1. Form 3. When someone becomes subject to Section 16 reporting by becoming an insider, he or she must file a Form 3 within 10 days of the date they “went inside” (and for officers and directors, the Form 3 must be filed regardless of whether or not the insider owns any securities of the company). Don’t forget, however, that an insider who is registering equity securities in connection with a company’s initial public offering must file a Form 3 no later than the effective date of the company’s registration statement. The company likely has a lot on its mind during its IPO, so be sure to implement procedures to keep this on your radar.

2. Form 4. If an insider acquires or disposes of any securities of the company at any time, such transaction must be reported on a Form 4 within two business days of the transaction. As you might suspect, the rules governing what qualifies as a reportable transaction are as complicated as the securities rules themselves, so be sure to leave yourself as much time as possible within the two business day window to figure out whether a Form 4 is required.

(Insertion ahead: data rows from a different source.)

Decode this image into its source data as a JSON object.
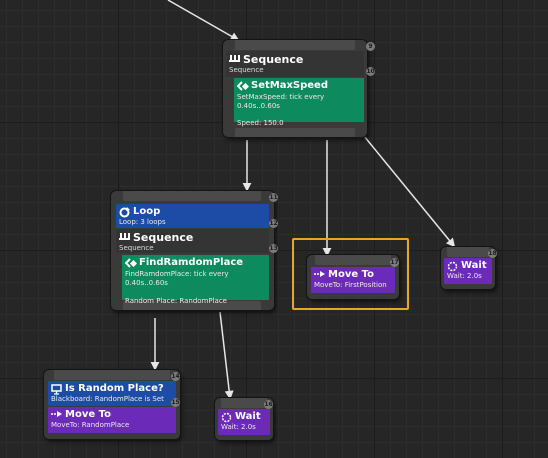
{
  "nodes": {
    "root_sequence": {
      "title": "Sequence",
      "subtitle": "Sequence",
      "order": "9"
    },
    "set_max_speed": {
      "title": "SetMaxSpeed",
      "description": "SetMaxSpeed: tick every 0.40s..0.60s",
      "property": "Speed: 150.0",
      "order": "10"
    },
    "loop": {
      "title": "Loop",
      "subtitle": "Loop: 3 loops",
      "order": "11"
    },
    "inner_sequence": {
      "title": "Sequence",
      "subtitle": "Sequence",
      "order": "13"
    },
    "find_random_place": {
      "title": "FindRamdomPlace",
      "description": "FindRamdomPlace: tick every 0.40s..0.60s",
      "property": "Random Place: RandomPlace",
      "order": "12"
    },
    "is_random_place": {
      "title": "Is Random Place?",
      "subtitle": "Blackboard: RandomPlace is Set",
      "order": "15"
    },
    "move_to_random": {
      "title": "Move To",
      "subtitle": "MoveTo: RandomPlace",
      "order": "14"
    },
    "wait_bottom": {
      "title": "Wait",
      "subtitle": "Wait: 2.0s",
      "order": "16"
    },
    "move_to_first": {
      "title": "Move To",
      "subtitle": "MoveTo: FirstPosition",
      "order": "17"
    },
    "wait_right": {
      "title": "Wait",
      "subtitle": "Wait: 2.0s",
      "order": "18"
    }
  },
  "colors": {
    "service": "#0e8a5f",
    "task": "#6b2bb8",
    "decorator": "#1d4ca6",
    "selection": "#e8a81e",
    "wire": "#e6e6e6"
  },
  "icons": {
    "sequence": "sequence-icon",
    "service": "service-icon",
    "loop": "loop-icon",
    "blackboard": "blackboard-icon",
    "move_to": "move-to-icon",
    "wait": "wait-icon"
  }
}
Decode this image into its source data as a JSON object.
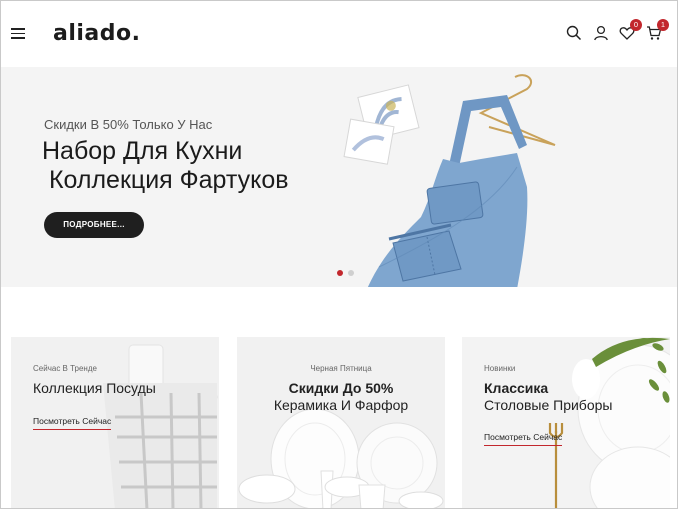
{
  "header": {
    "logo": "aliado.",
    "wishlist_count": "0",
    "cart_count": "1",
    "icons": [
      "menu-icon",
      "search-icon",
      "user-icon",
      "heart-icon",
      "cart-icon"
    ]
  },
  "hero": {
    "subtitle": "Скидки В  50% Только У Нас",
    "title_line1": "Набор Для Кухни",
    "title_line2": " Коллекция Фартуков",
    "button_label": "ПОДРОБНЕЕ...",
    "slides_total": 2,
    "active_slide": 1
  },
  "cards": [
    {
      "eyebrow": "Сейчас В Тренде",
      "title": "Коллекция Посуды",
      "subtitle": "",
      "link": "Посмотреть Сейчас"
    },
    {
      "eyebrow": "Черная Пятница",
      "title": "Скидки До 50%",
      "subtitle": "Керамика И Фарфор",
      "link": ""
    },
    {
      "eyebrow": "Новинки",
      "title": "Классика",
      "subtitle": "Столовые Приборы",
      "link": "Посмотреть Сейчас"
    }
  ],
  "colors": {
    "accent": "#c2272d",
    "dark": "#1f1f1f",
    "hero_bg": "#f4f4f4",
    "apron": "#7fa6cf"
  }
}
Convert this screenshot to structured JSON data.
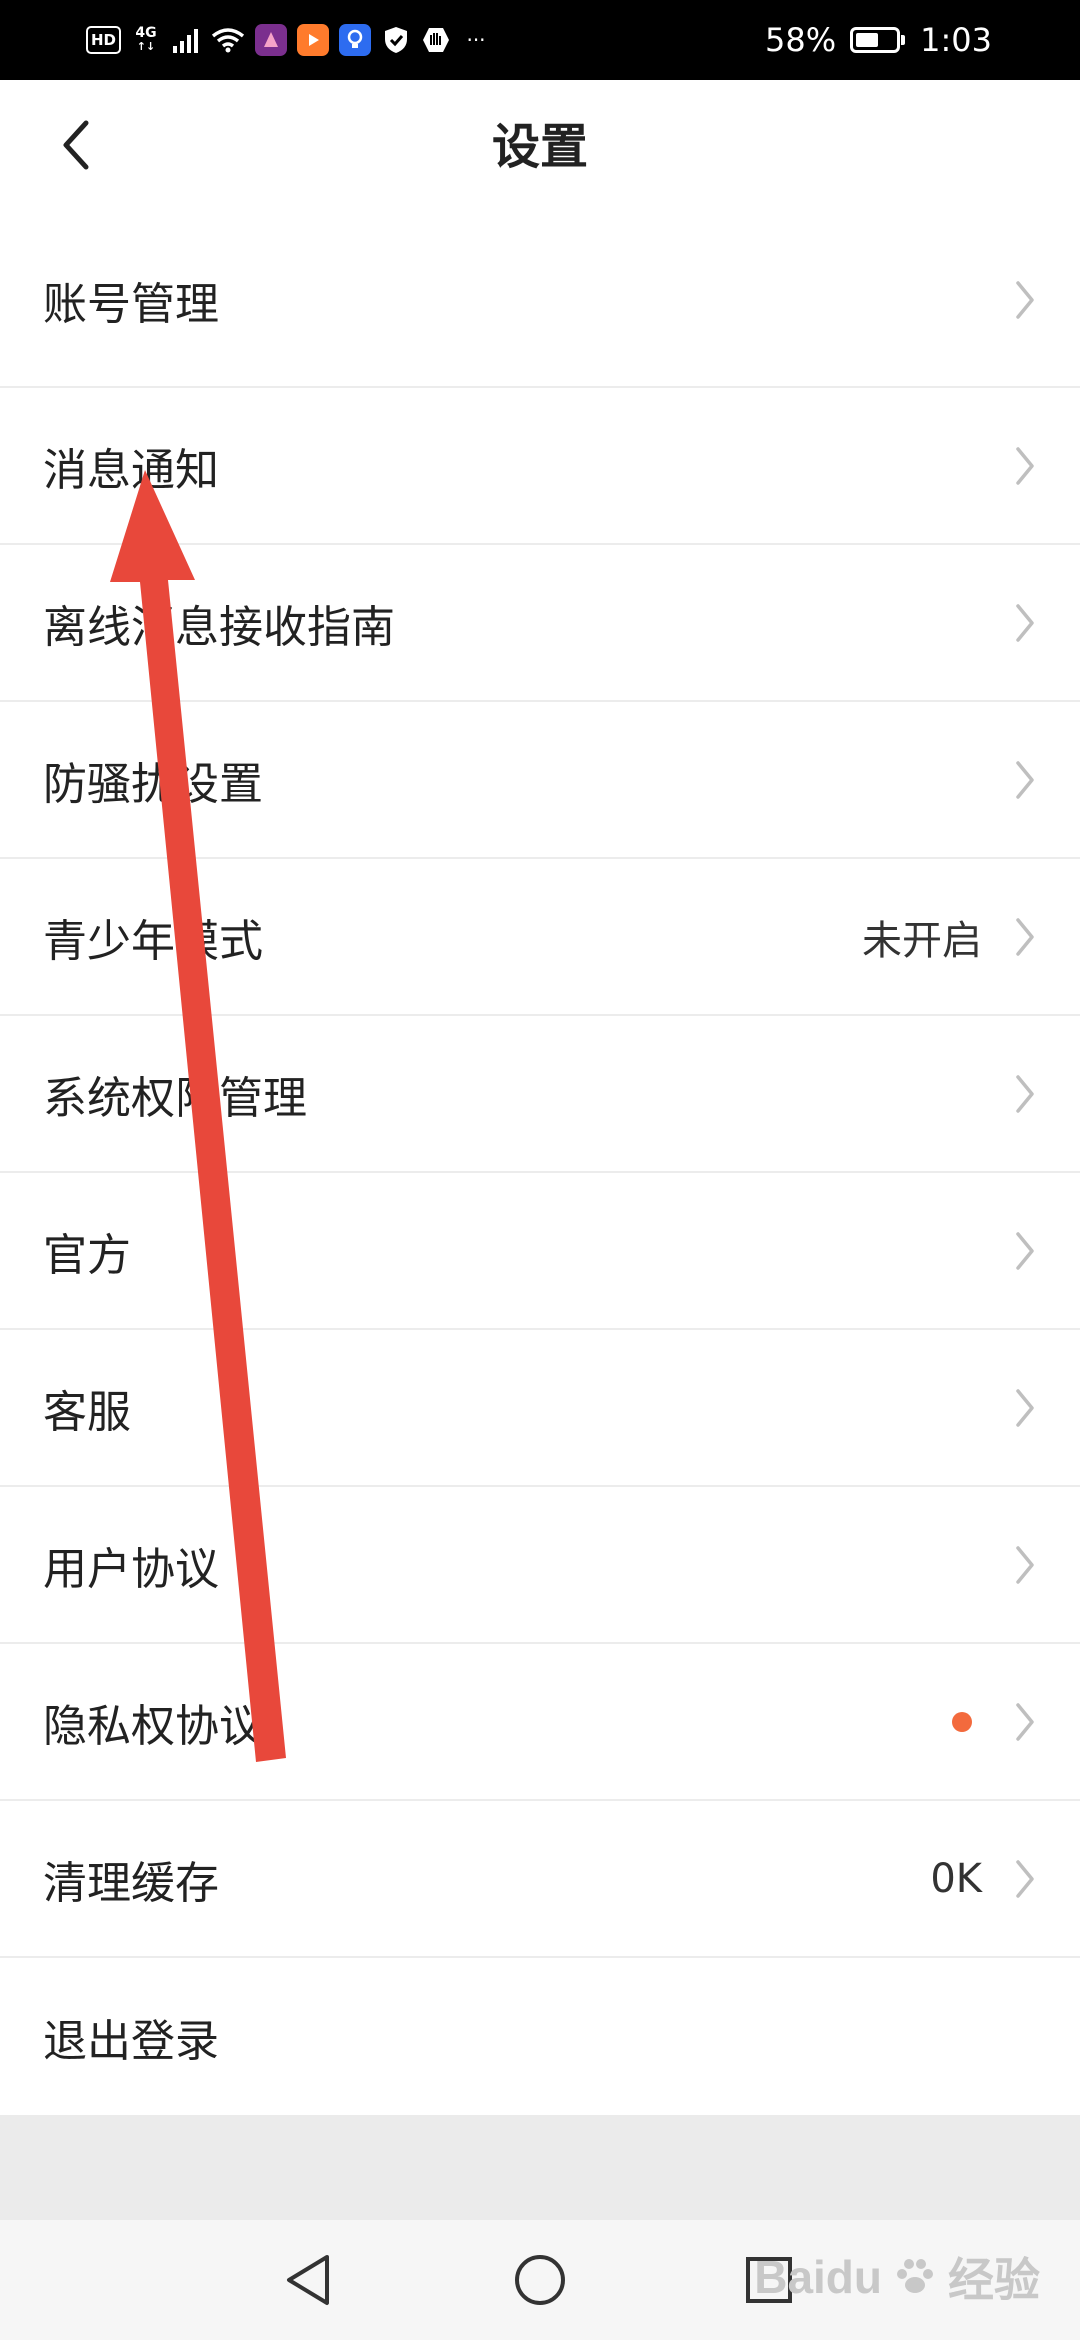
{
  "status_bar": {
    "hd_label": "HD",
    "network_label": "4G",
    "network_sublabel": "↑↓",
    "more_label": "···",
    "battery_text": "58%",
    "battery_level": 0.58,
    "time": "1:03",
    "icons": [
      "hd-icon",
      "signal-icon",
      "wifi-icon",
      "app-icon",
      "video-app-icon",
      "lightbulb-app-icon",
      "shield-icon",
      "hand-icon",
      "more-icon",
      "battery-icon"
    ]
  },
  "header": {
    "title": "设置",
    "back_icon": "chevron-left-icon"
  },
  "settings": {
    "items": [
      {
        "label": "账号管理",
        "value": ""
      },
      {
        "label": "消息通知",
        "value": ""
      },
      {
        "label": "离线消息接收指南",
        "value": ""
      },
      {
        "label": "防骚扰设置",
        "value": ""
      },
      {
        "label": "青少年模式",
        "value": "未开启"
      },
      {
        "label": "系统权限管理",
        "value": ""
      },
      {
        "label": "官方",
        "value": ""
      },
      {
        "label": "客服",
        "value": ""
      },
      {
        "label": "用户协议",
        "value": ""
      },
      {
        "label": "隐私权协议",
        "value": "",
        "has_dot": true
      },
      {
        "label": "清理缓存",
        "value": "0K"
      },
      {
        "label": "退出登录",
        "value": ""
      }
    ]
  },
  "nav_bar": {
    "icons": [
      "back-triangle-icon",
      "home-circle-icon",
      "recents-square-icon"
    ]
  },
  "watermark": {
    "brand": "Baidu",
    "text": "经验"
  },
  "colors": {
    "accent_dot": "#f36a3d",
    "arrow": "#e8483b",
    "chevron": "#bfbfbf"
  }
}
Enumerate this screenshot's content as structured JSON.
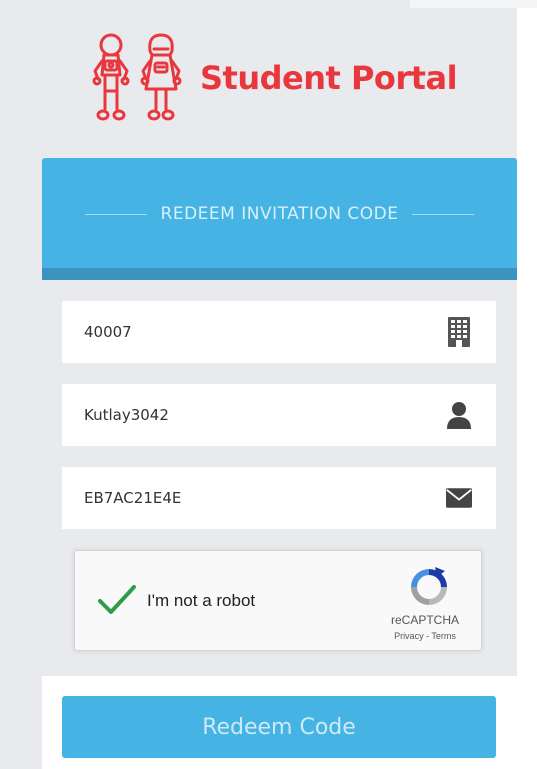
{
  "brand": {
    "title": "Student Portal",
    "color": "#e8383d",
    "icon": "kids-logo-icon"
  },
  "form": {
    "header": "REDEEM INVITATION CODE",
    "header_color": "#45b3e3",
    "fields": [
      {
        "value": "40007",
        "icon": "building-icon"
      },
      {
        "value": "Kutlay3042",
        "icon": "user-icon"
      },
      {
        "value": "EB7AC21E4E",
        "icon": "envelope-icon"
      }
    ],
    "recaptcha": {
      "label": "I'm not a robot",
      "checked": true,
      "brand": "reCAPTCHA",
      "privacy": "Privacy",
      "separator": " - ",
      "terms": "Terms"
    },
    "submit_label": "Redeem Code"
  }
}
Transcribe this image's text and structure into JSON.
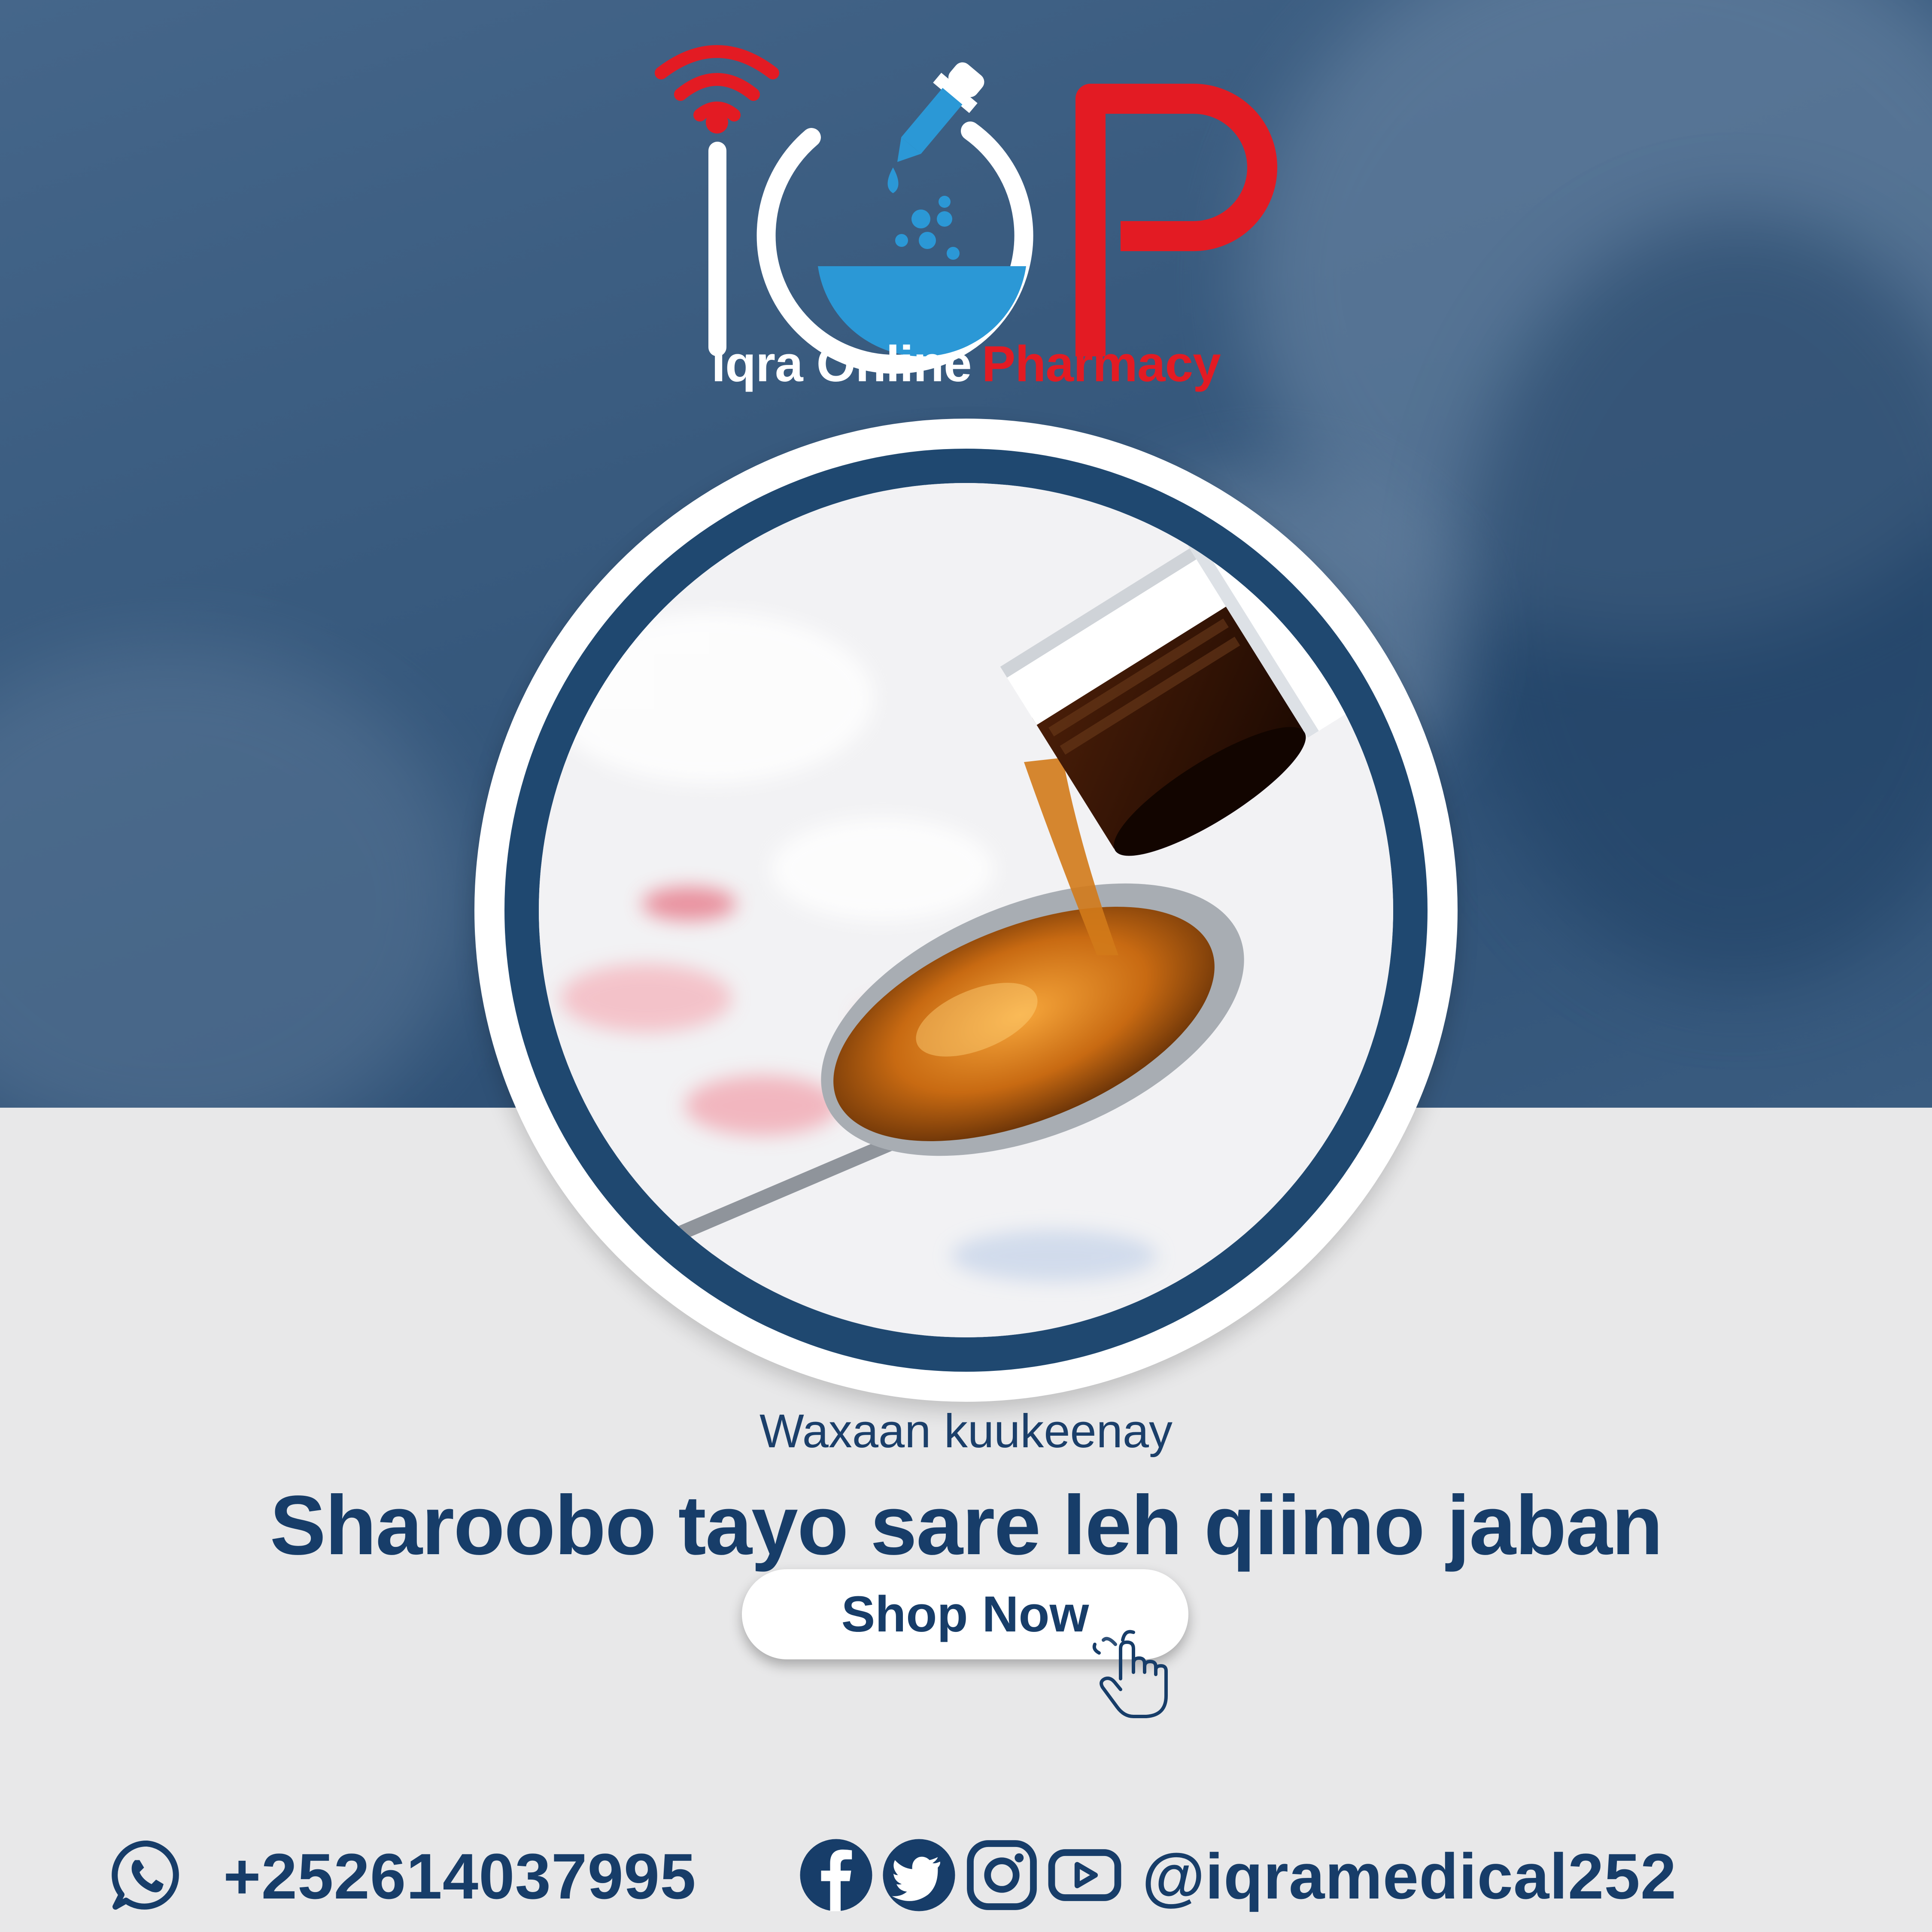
{
  "brand": {
    "name_part1": "Iqra Online",
    "name_part2": "Pharmacy",
    "logo_letters": "IQP",
    "colors": {
      "red": "#e31b23",
      "white": "#ffffff",
      "blue": "#2b98d6",
      "navy": "#173d69"
    }
  },
  "promo": {
    "subtitle": "Waxaan kuukeenay",
    "headline": "Sharoobo tayo sare leh qiimo jaban",
    "cta_label": "Shop Now"
  },
  "contact": {
    "phone": "+252614037995",
    "handle": "@iqramedical252",
    "icons": [
      "whatsapp-icon",
      "facebook-icon",
      "twitter-icon",
      "instagram-icon",
      "youtube-icon"
    ]
  }
}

Resources such as Romeo & Dye may be useful, but if the questions we receive almost daily from in-house counsel on Section 16 filings are any indication, it is almost never cut and dry.

3. Form 5. Any transaction by an insider that should have been reported on a Form 4 but was not (despite your best efforts as in-house counsel, these sometimes slip through the cracks through no fault of your own) or that is eligible to be deferred (for example, gifts), must be reported on a Form 5 within 45 days after the end of the company’s fiscal year.

These Section 16 filings can be the tack on an in-house counsel’s chair, and as noted above, sometimes the quick deadlines come and go before an in-house counsel is even informed of a reportable transaction. If that happens, the company must disclose in its Form 10-K or annual proxy statement any of the Section 16 reports that were not filed on time. But don’t take missed deadlines lightly. The SEC can (and has been known to) impose fines on insiders for late filings or on companies for improper disclosure of late filings. Therefore, it is important to ensure that insiders are aware of their reporting obligations and reminded frequently that they must convey the relevant information to in-house or outside counsel as soon as such transactions are made in order to avoid late filings and the potential penalties that come with them.